Year 4: John, Wisdom Literature, The Book of Revelation
Sigh with me for a second, feel the extra space? The gospel of John finally gets to breath! As I indicated in the previous post one of the ways to describe Jesus as Word of God is “Incarnate Divine Proverb.” Well, what better place to look at Wisdom Literature than side by side with a gospel that proclaims Wisdom’s incarnation. As for Revelation, both authors are known as John, and both describe Jesus in ways that differ greatly from the other Gospels. Additionally, wrestling with Revelation for a whole year might force main-line churches to admit that this strain of apocalyptic literature is our property too.



Daniel said...

I like it. Are you imagining a narrative sort of format (i.e. begin with Genesis 1 and Matthew 1 on Advent 1 of Year 1 and end with Deuteronomy 34 and Matthew 28 on Christ the King)? Or a more topical format? Or something in between? How would that work during the Luke/Acts year? (That's a lot from just one author during that particular year. If memory serves, the few times Acts appears in the current RCL it replaces the OT reading, not the epistle.)

One potential problem I see is that it might isolate the different sets from each other.

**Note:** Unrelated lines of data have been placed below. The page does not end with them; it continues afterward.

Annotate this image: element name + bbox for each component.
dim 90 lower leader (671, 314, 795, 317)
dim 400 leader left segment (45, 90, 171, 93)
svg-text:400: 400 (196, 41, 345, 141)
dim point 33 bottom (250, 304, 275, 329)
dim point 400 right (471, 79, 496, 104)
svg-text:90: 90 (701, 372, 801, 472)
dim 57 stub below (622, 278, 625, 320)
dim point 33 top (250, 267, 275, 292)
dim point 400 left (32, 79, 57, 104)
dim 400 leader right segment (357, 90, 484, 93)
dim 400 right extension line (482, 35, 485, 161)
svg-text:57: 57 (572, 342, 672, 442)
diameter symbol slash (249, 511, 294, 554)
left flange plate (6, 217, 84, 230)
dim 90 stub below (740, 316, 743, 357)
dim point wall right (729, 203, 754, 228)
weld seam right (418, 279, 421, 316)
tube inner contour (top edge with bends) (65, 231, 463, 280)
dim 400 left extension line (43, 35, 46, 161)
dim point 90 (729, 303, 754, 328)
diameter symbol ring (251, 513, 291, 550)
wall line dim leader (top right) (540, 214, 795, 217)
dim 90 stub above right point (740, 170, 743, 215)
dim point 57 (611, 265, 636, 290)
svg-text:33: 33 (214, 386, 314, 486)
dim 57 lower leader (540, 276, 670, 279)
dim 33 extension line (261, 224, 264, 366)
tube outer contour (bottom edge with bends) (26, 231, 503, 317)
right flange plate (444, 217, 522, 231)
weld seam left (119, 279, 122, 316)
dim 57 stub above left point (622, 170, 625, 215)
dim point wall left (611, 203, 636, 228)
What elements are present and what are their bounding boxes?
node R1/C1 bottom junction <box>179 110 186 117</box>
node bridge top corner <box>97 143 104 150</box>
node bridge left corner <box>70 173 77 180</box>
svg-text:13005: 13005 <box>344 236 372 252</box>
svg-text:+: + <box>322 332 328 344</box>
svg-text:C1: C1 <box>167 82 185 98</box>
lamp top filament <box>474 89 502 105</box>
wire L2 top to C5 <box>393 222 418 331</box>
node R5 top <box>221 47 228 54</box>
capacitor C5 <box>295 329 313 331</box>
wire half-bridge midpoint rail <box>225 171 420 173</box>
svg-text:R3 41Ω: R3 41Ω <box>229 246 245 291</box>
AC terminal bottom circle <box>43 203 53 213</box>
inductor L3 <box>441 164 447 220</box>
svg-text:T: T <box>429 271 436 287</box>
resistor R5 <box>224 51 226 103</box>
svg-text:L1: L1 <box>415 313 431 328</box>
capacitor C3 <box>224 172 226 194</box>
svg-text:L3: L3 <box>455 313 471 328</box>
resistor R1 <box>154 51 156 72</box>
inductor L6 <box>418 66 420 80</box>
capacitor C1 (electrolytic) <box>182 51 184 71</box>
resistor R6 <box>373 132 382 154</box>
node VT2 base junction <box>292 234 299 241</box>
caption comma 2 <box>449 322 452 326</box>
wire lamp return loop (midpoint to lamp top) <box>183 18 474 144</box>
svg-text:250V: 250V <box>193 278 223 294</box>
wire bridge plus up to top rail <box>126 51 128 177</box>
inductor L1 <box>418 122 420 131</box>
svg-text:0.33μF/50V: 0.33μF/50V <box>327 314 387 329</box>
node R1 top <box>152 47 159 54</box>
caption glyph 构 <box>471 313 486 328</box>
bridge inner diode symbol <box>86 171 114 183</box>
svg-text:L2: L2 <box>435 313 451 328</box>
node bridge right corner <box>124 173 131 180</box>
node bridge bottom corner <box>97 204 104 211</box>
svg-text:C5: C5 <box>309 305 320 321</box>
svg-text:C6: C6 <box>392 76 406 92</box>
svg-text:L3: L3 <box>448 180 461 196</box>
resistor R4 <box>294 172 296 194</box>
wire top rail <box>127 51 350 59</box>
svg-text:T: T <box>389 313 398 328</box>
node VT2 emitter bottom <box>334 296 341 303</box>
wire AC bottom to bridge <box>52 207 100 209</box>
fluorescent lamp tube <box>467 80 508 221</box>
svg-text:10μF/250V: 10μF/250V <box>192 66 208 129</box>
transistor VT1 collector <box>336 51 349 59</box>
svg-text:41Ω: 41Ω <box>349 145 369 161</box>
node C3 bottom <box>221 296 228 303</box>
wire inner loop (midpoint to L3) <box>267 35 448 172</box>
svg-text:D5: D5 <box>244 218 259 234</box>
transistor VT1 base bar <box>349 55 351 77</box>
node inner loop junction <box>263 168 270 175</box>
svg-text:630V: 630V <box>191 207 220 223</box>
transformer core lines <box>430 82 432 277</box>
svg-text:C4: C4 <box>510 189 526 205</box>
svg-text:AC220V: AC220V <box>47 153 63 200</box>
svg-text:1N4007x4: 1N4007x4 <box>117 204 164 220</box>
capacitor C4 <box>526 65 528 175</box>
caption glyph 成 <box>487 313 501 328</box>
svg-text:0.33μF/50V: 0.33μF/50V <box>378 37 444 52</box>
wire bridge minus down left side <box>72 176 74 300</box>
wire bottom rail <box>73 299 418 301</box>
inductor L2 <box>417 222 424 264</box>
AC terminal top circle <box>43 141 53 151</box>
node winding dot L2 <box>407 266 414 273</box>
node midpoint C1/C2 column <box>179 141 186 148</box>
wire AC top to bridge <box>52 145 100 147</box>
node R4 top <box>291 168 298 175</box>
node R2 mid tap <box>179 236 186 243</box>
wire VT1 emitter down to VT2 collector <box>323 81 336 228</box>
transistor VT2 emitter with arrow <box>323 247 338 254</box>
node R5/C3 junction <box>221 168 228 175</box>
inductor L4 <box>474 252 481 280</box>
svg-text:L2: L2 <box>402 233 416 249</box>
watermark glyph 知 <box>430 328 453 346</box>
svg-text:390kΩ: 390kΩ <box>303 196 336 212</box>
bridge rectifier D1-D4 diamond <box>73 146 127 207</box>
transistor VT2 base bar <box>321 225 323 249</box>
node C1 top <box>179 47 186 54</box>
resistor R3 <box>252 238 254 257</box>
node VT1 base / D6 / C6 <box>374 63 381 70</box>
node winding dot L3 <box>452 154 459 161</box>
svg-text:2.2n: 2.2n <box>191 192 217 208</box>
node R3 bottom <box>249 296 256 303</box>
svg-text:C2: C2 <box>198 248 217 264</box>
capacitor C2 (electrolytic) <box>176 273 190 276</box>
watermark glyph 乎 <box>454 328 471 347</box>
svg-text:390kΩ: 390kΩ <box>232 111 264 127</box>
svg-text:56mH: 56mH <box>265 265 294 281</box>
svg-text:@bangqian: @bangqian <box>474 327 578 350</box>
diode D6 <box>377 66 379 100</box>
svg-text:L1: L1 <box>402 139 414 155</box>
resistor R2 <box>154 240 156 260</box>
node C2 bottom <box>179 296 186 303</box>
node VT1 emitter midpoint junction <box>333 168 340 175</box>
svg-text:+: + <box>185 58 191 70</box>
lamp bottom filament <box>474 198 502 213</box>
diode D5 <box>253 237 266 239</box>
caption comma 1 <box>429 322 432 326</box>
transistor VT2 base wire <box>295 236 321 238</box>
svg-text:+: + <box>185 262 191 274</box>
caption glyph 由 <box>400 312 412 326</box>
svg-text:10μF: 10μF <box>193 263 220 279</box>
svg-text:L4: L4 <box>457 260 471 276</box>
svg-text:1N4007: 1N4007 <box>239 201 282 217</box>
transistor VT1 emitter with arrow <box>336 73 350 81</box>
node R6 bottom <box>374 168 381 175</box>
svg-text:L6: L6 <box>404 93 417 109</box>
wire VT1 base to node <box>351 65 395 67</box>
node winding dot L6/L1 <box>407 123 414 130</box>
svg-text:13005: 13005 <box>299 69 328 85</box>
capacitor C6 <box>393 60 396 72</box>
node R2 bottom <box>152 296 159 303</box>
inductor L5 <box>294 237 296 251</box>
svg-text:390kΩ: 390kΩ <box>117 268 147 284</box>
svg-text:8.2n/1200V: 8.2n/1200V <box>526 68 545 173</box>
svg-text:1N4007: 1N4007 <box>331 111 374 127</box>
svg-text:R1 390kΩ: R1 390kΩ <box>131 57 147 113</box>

Would we really want to permanently enshrine the idea that, for example, John's Gospel ought to be read alongside Proverbs and Ecclesiastes rather than the Prophets or the Pentateuch?

My own idea--which I imagine is entirely unworkable in reality--would be to set up a permanent, rotating, ecumenical, lectionary committee. They would essentially come up with a new lectionary every year. There would be practically infinite opportunity for interesting recombinations of OT, epistle, and gospel.

I have a hard time believing that any lectionary is so good as to bear repeating, to the exclusion of any other lectionary, until the judgment day. The sheer number of possible lectionaries has to be astronomical, and the number of "good" or "really good" combinations must be huge as well. So why repeat any lectionary even once?

Christopher said...

I like the idea of an ecumenical lectionary committee!
I figured it would be a mix, topical when it makes sense along with moving forward through the various books as it makes sense to.